Cori Uccello, American Academy of Actuaries: “Cori Uccello, senior health fellow at the American Academy of Actuaries, said that one aspect to watch in the order is when the changes will take effect. Insurers have already set their prices and made plans for 2018. ‘Anything that applied to 2018 would be incredibly destabilizing,’ she said. ‘It would still be destabilizing in 2019 but people would know ahead of time.’”

Matt Fiedler, Brookings Institute: “‘Associations would siphon many healthier people out of the ACA-compliant market, driving up premiums,’ said Matt Fiedler, a fellow with the Center for Health Policy at Brookings Institute. ‘Higher premiums in the ACA-compliant market would result in big cost increases for many sicker enrollees — since they would not have the option of switching to the association market — and likely for the federal government as well.’”

Joseph Antos, American Enterprise Institute: “Joseph Antos, a health policy scholar at the conservative American Enterprise Institute, agrees. ‘Trying to exempt these new associations from ACA rules that apply to all other plans doesn’t strike me as something that’s going to stand up in federal court,’ Antos says.”

National Association of Insurance Commissioners: “AHPs would fragment and destabilize the small group market, resulting in higher premiums for many small businesses. … AHPs would be exempt from state solvency requirements, patient protections, and oversight exposing consumers to significant harm.”

Commonwealth Fund: “If they do so, the health insurance sold via the AHP could become exempt from consumer protections such as the essential health benefits standard and the prohibition on charging higher premiums to people with preexisting conditions.
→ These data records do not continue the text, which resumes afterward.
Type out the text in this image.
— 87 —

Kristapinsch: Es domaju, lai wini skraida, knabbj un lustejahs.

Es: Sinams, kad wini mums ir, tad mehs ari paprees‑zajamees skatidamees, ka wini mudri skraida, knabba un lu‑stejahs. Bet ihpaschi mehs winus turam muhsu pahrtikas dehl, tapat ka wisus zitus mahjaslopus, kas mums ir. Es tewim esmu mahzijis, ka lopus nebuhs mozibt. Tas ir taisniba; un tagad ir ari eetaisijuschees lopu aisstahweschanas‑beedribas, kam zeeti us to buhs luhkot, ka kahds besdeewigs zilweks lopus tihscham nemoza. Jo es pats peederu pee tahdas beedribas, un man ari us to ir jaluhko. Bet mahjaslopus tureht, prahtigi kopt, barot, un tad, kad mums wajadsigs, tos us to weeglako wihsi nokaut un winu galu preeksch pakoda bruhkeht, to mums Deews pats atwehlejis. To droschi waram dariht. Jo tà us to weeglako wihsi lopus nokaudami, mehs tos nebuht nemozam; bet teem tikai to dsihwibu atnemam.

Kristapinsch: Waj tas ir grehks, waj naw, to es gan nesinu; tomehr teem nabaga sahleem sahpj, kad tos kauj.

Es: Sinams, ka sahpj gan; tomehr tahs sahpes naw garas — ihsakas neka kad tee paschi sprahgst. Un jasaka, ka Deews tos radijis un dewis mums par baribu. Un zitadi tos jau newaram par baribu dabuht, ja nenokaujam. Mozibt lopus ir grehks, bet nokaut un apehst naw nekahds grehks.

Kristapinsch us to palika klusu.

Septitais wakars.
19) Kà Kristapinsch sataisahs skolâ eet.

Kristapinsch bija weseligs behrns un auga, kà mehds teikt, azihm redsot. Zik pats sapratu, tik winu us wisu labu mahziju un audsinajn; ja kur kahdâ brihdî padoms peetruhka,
The result would be increased risk for higher premiums and fewer plan options on the individual market, as well as fraud and insolvency.”

Craig Garthwaite, Northwestern University: “‘There’s a general belief that at every turn the federal government is going to create regulations to hurt rather than help the markets,’ said Craig Garthwaite, director of the health care program at Northwestern University’s Kellogg School of Management, referring to the Trump administration. ‘It unwinds the ability of people with pre-existing conditions to get insurance under the ACA,’ Garthwaite said.”
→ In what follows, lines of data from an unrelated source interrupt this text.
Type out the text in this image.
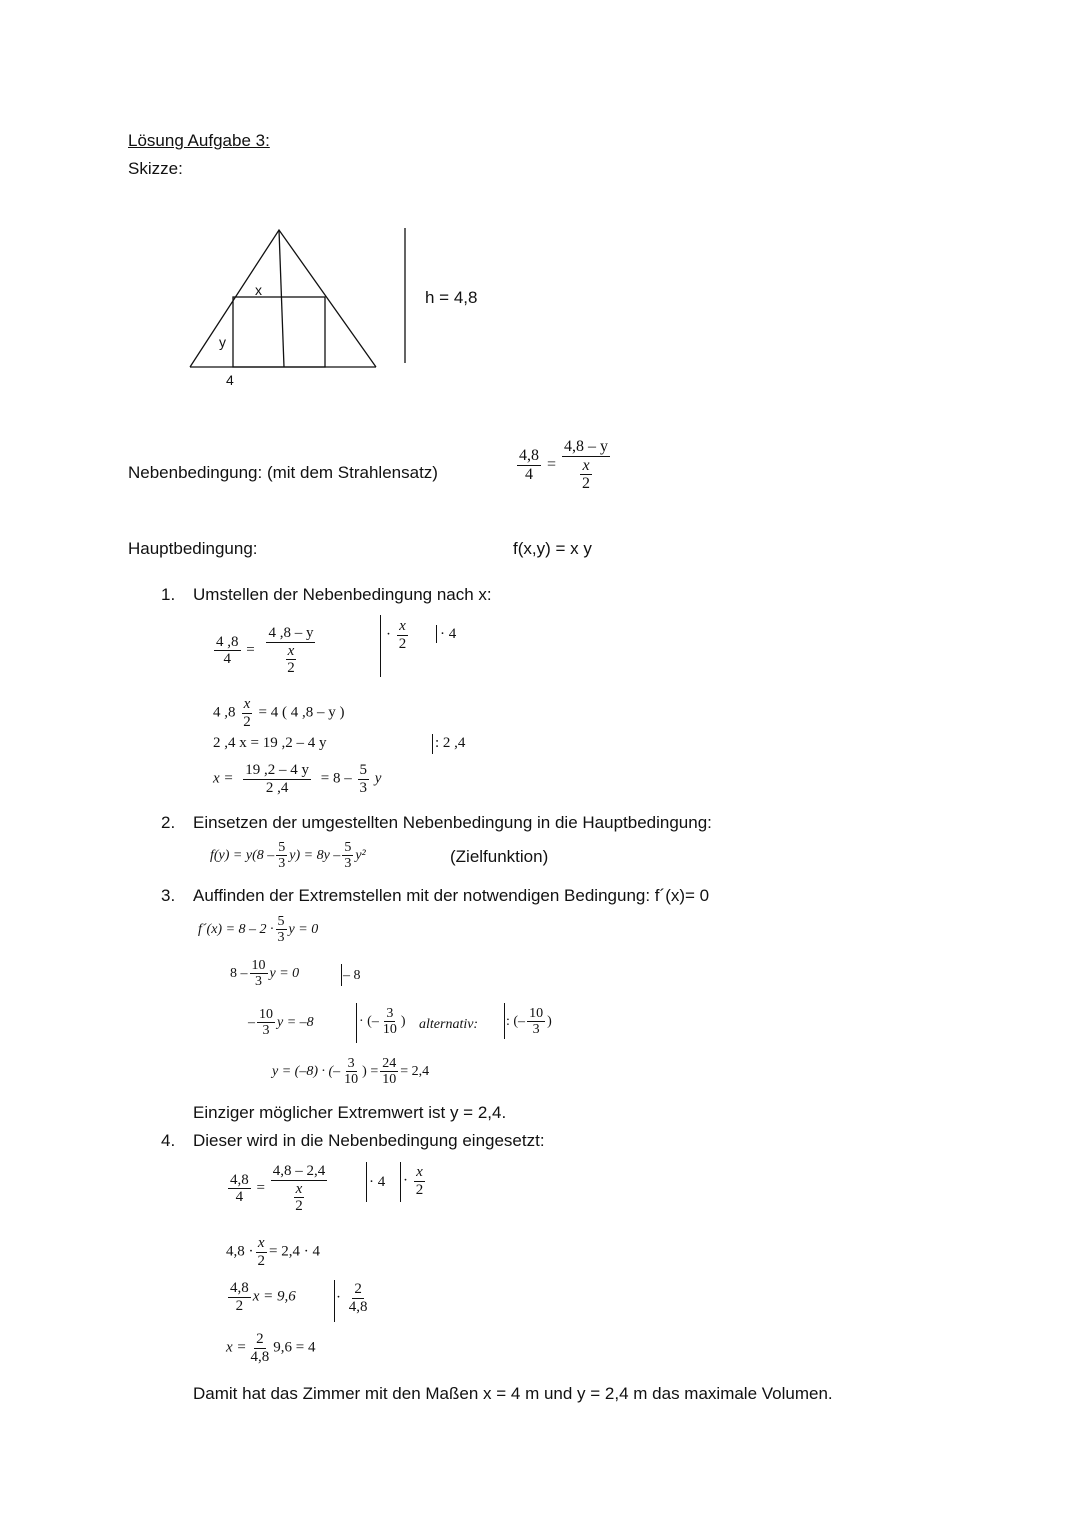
Lösung Aufgabe 3:
Skizze:
x
y
4
h = 4,8
Nebenbedingung: (mit dem Strahlensatz)	$\frac{4,8}{4} = \frac{4,8 - y}{\frac{x}{2}}$
Hauptbedingung:	f(x,y) = x y
1. Umstellen der Nebenbedingung nach x:
$\frac{4 ,8}{4} = \frac{4 ,8 - y}{\frac{x}{2}}$	· $\frac{x}{2} \cdot 4$
4 $,8 \frac{x}{2} = 4$ ( 4 ,8 – y )
2 ,4 x = 19 ,2 – 4 y	: 2 ,4
$x = \frac{19 ,2 - 4 y}{2 ,4} = 8 - \frac{5}{3}$ y
2. Einsetzen der umgestellten Nebenbedingung in die Hauptbedingung:
$f(y) = y(8 - \frac{5}{3} y) = 8y - \frac{5}{3} y^2$	(Zielfunktion)
3. Auffinden der Extremstellen mit der notwendigen Bedingung: f´(x)= 0
f´(x) = $8 - 2 \cdot \frac{5}{3}$ y = 0
$8 - \frac{10}{3}$ y = 0	– 8
– $\frac{10}{3}$ y = –8	· (– $\frac{3}{10}$ ) alternativ: : (– $\frac{10}{3}$ )
y = (–8) · (– $\frac{3}{10}$ ) = $\frac{24}{10} = 2,4$
Einziger möglicher Extremwert ist y = 2,4.
4. Dieser wird in die Nebenbedingung eingesetzt:
$\frac{4,8}{4} = \frac{4,8 - 2,4}{\frac{x}{2}}$	· $4 \cdot \frac{x}{2}$
$4,8 \cdot \frac{x}{2} = 2,4 \cdot 4$
$\frac{4,8}{2}$ x = 9,6	· $\frac{2}{4,8}$
$x = \frac{2}{4,8} 9,6 = 4$
Damit hat das Zimmer mit den Maßen x = 4 m und y = 2,4 m das maximale Volumen.
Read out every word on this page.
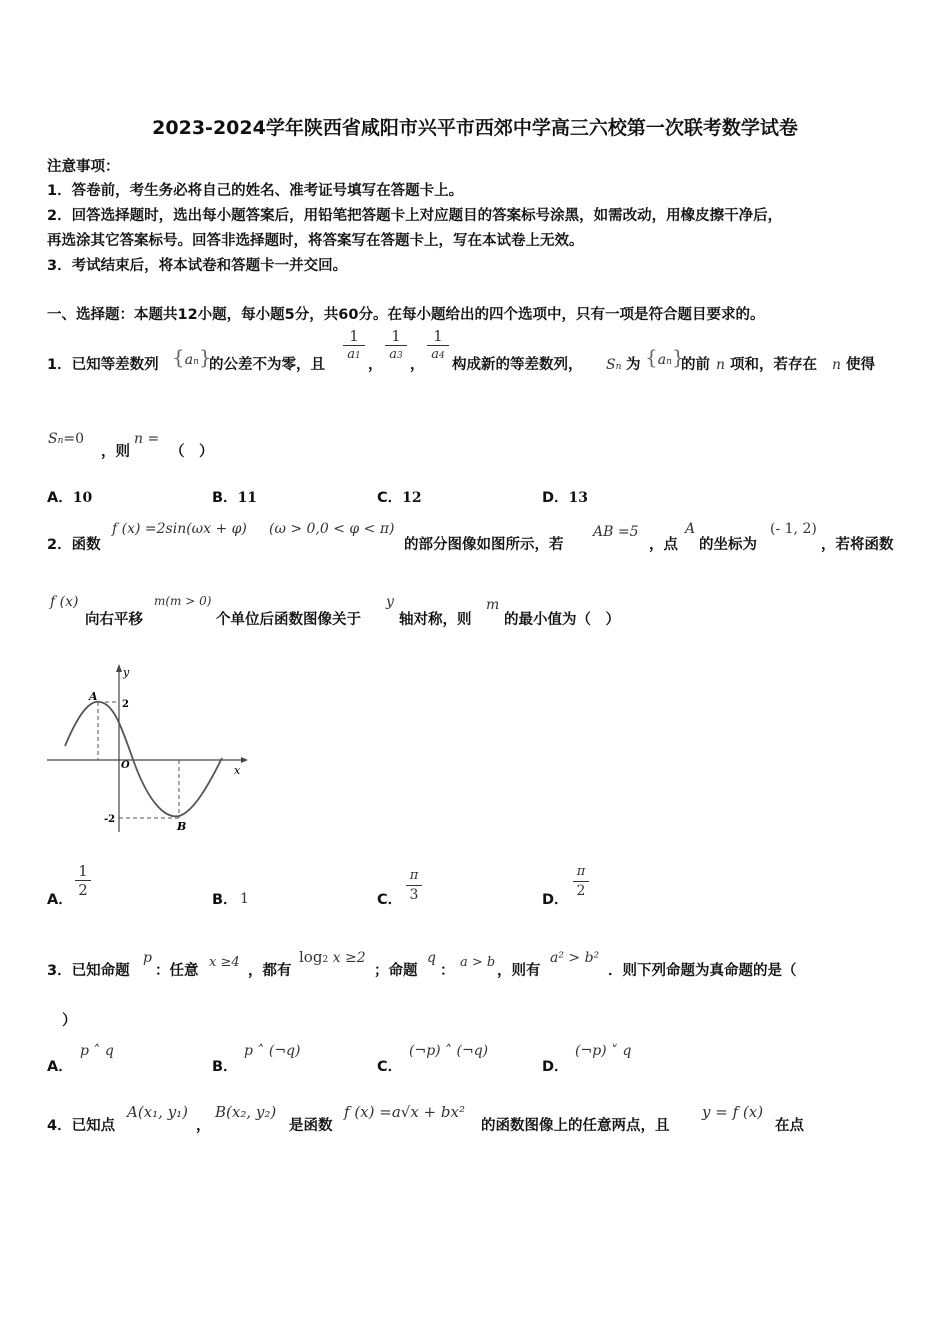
2023-2024学年陕西省咸阳市兴平市西郊中学高三六校第一次联考数学试卷
注意事项：
1．答卷前，考生务必将自己的姓名、准考证号填写在答题卡上。
2．回答选择题时，选出每小题答案后，用铅笔把答题卡上对应题目的答案标号涂黑，如需改动，用橡皮擦干净后，
再选涂其它答案标号。回答非选择题时，将答案写在答题卡上，写在本试卷上无效。
3．考试结束后，将本试卷和答题卡一并交回。
一、选择题：本题共12小题，每小题5分，共60分。在每小题给出的四个选项中，只有一项是符合题目要求的。
1．已知等差数列 {an}
的公差不为零，且 $\frac{1}{a1}$ ， $\frac{1}{a3}$ ， $\frac{1}{a4}$ 构成新的等差数列， Sn 为 {an}
的前 n 项和，若存在 n 使得
Sn=0
，则
n =
（　）
A．10	B．11	C．12	D．13
2．函数
f (x) =2sin(ωx + φ) (ω > 0,0 < φ < π)
的部分图像如图所示，若
AB =5
，点
A
的坐标为
(- 1, 2)
，若将函数
f (x)
向右平移
m(m > 0)
个单位后函数图像关于
y
轴对称，则
m
的最小值为（　）
y
x
A
B
O
2
-2
A．
$\frac{1}{2}$
B． 1	C． $\frac{\pi}{3}$	D． $\frac{\pi}{2}$
3．已知命题
p
：任意
x ≥4
，都有
log2 x ≥2
；命题
q
：
a > b
，则有
a² > b²
．则下列命题为真命题的是（
）
A．
p ˄ q
B．
p ˄ (¬q)
C．
(¬p) ˄ (¬q)
D．
(¬p) ˅ q
4．已知点
A(x₁, y₁)
，
B(x₂, y₂)
是函数
f (x) =a√x + bx²
的函数图像上的任意两点，且
y = f (x)
在点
Gary Claxton, Kaiser Family Foundation: “‘If the market’s already fragile right now, this is going to make it much more fragile,’ said Gary Claxton, director of the health-care marketplace project at the Kaiser Family Foundation. ‘All of this would be the start of the end of the individual ACA market.’”

Linda Blumberg, Urban Institute: “‘The risks of trying to do the kinds of things we’re hearing about are really tremendous,’ said Linda Blumberg, senior fellow at the Health Policy Center at the Urban Institute.”
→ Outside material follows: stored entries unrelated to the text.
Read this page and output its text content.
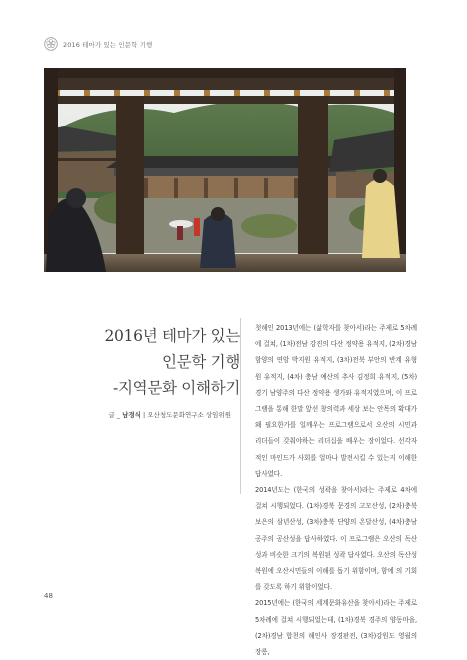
2016 테마가 있는 인문학 기행
2016년 테마가 있는
인문학 기행
-지역문화 이해하기
글 _ 남경식 | 오산청도문화연구소 상임위원

첫해인 2013년에는 (삶학자를 찾아서)라는 주제로 5차례에 걸쳐, (1차)전남 강진의 다산 정약용 유적지, (2차)경남 함양의 연암 박지원 유적지, (3차)전북 부안의 반계 유형원 유적지, (4차) 충남 예산의 추사 김정희 유적지, (5차)경기 남양주의 다산 정약용 생가와 유적지였으며, 이 프로그램을 통해 한말 앞선 창의력과 세상 보는 안목의 확대가 왜 필요한가를 일깨우는 프로그램으로서 오산의 시민과 리더들이 갖춰야하는 리더십을 배우는 장이었다. 선각자적인 마인드가 사회를 얼마나 발전시킬 수 있는지 이해한 답사였다.

2014년도는 (한국의 성곽을 찾아서)라는 주제로 4차에 걸쳐 시행되었다. (1차)경북 문경의 고모산성, (2차)충북 보은의 삼년산성, (3차)충북 단양의 온달산성, (4차)충남 공주의 공산성을 답사하였다. 이 프로그램은 오산의 독산성과 비슷한 크기의 복원된 성곽 답사였다. 오산의 독산성 복원에 오산시민들의 이해를 돕기 위함이며, 함에 의 기회를 갖도록 하기 위함이었다.

2015년에는 (한국의 세계문화유산을 찾아서)라는 주제로 5차례에 걸쳐 시행되었는데, (1차)경북 경주의 양동마을, (2차)경남 합천의 해인사 장경판전, (3차)강원도 영월의 장릉,

48
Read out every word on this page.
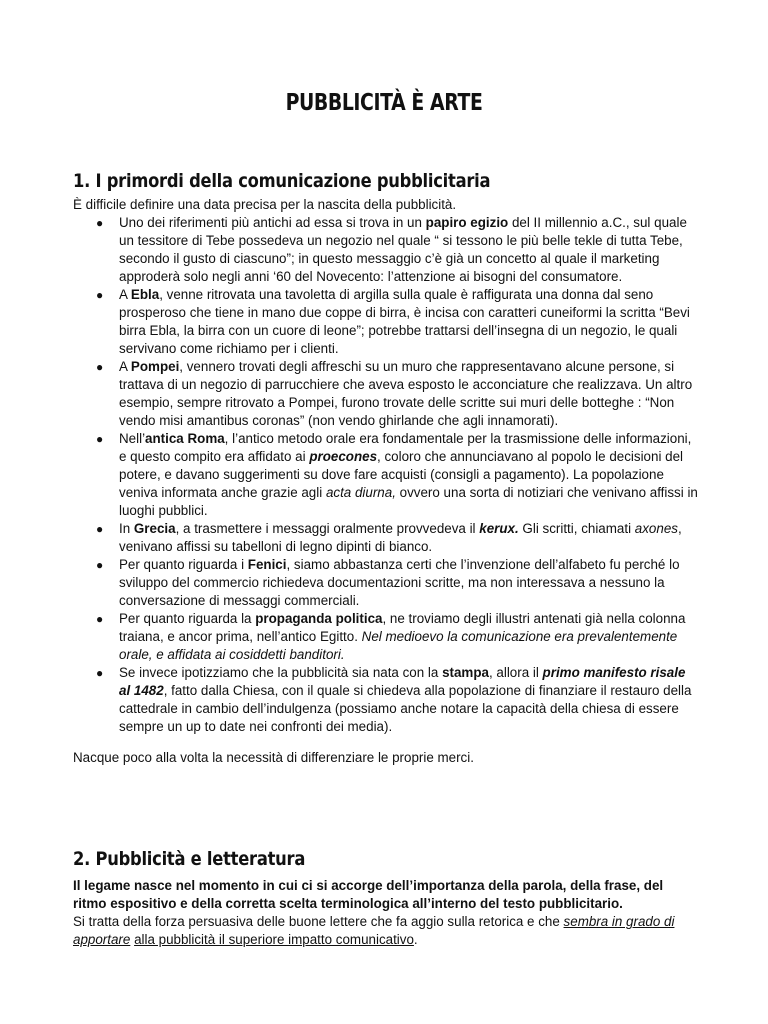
PUBBLICITÀ È ARTE
1. I primordi della comunicazione pubblicitaria
È difficile definire una data precisa per la nascita della pubblicità.
● Uno dei riferimenti più antichi ad essa si trova in un papiro egizio del II millennio a.C., sul quale un tessitore di Tebe possedeva un negozio nel quale “ si tessono le più belle tekle di tutta Tebe, secondo il gusto di ciascuno”; in questo messaggio c’è già un concetto al quale il marketing approderà solo negli anni ‘60 del Novecento: l’attenzione ai bisogni del consumatore.
● A Ebla, venne ritrovata una tavoletta di argilla sulla quale è raffigurata una donna dal seno prosperoso che tiene in mano due coppe di birra, è incisa con caratteri cuneiformi la scritta “Bevi birra Ebla, la birra con un cuore di leone”; potrebbe trattarsi dell’insegna di un negozio, le quali servivano come richiamo per i clienti.
● A Pompei, vennero trovati degli affreschi su un muro che rappresentavano alcune persone, si trattava di un negozio di parrucchiere che aveva esposto le acconciature che realizzava. Un altro esempio, sempre ritrovato a Pompei, furono trovate delle scritte sui muri delle botteghe : “Non vendo misi amantibus coronas” (non vendo ghirlande che agli innamorati).
● Nell’antica Roma, l’antico metodo orale era fondamentale per la trasmissione delle informazioni, e questo compito era affidato ai proecones, coloro che annunciavano al popolo le decisioni del potere, e davano suggerimenti su dove fare acquisti (consigli a pagamento). La popolazione veniva informata anche grazie agli acta diurna, ovvero una sorta di notiziari che venivano affissi in luoghi pubblici.
● In Grecia, a trasmettere i messaggi oralmente provvedeva il kerux. Gli scritti, chiamati axones, venivano affissi su tabelloni di legno dipinti di bianco.
● Per quanto riguarda i Fenici, siamo abbastanza certi che l’invenzione dell’alfabeto fu perché lo sviluppo del commercio richiedeva documentazioni scritte, ma non interessava a nessuno la conversazione di messaggi commerciali.
● Per quanto riguarda la propaganda politica, ne troviamo degli illustri antenati già nella colonna traiana, e ancor prima, nell’antico Egitto. Nel medioevo la comunicazione era prevalentemente orale, e affidata ai cosiddetti banditori.
● Se invece ipotizziamo che la pubblicità sia nata con la stampa, allora il primo manifesto risale al 1482, fatto dalla Chiesa, con il quale si chiedeva alla popolazione di finanziare il restauro della cattedrale in cambio dell’indulgenza (possiamo anche notare la capacità della chiesa di essere sempre un up to date nei confronti dei media).
Nacque poco alla volta la necessità di differenziare le proprie merci.
2. Pubblicità e letteratura
Il legame nasce nel momento in cui ci si accorge dell’importanza della parola, della frase, del ritmo espositivo e della corretta scelta terminologica all’interno del testo pubblicitario.
Si tratta della forza persuasiva delle buone lettere che fa aggio sulla retorica e che sembra in grado di apportare alla pubblicità il superiore impatto comunicativo.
Associated Press: “Without those healthy customers, the cost might rise faster for people with medical conditions.”

The Hill: “President Trump’s planned executive order on ObamaCare is worrying supporters of the law and insurers, who fear it could undermine the stability of ObamaCare.”

Washington Post: “If at first you don’t succeed at repealing Obamacare, try, try again — with an executive order. President Trump, desperate for a health-care win that Congress couldn’t hand him, is pursuing a backdoor way of letting more Americans buy insurance plans free of the Obamacare regulations that Republicans have blamed for big premium hikes and costly deductibles.”

Washington Examiner: “Both association health plans and short-term plans are less expensive than Obamacare plans because they offer limited coverage. They don’t guarantee same-cost coverage, or any coverage, for people with pre-existing illnesses and they do not cover a broad range of medical care, from addiction treatment to maternity care.”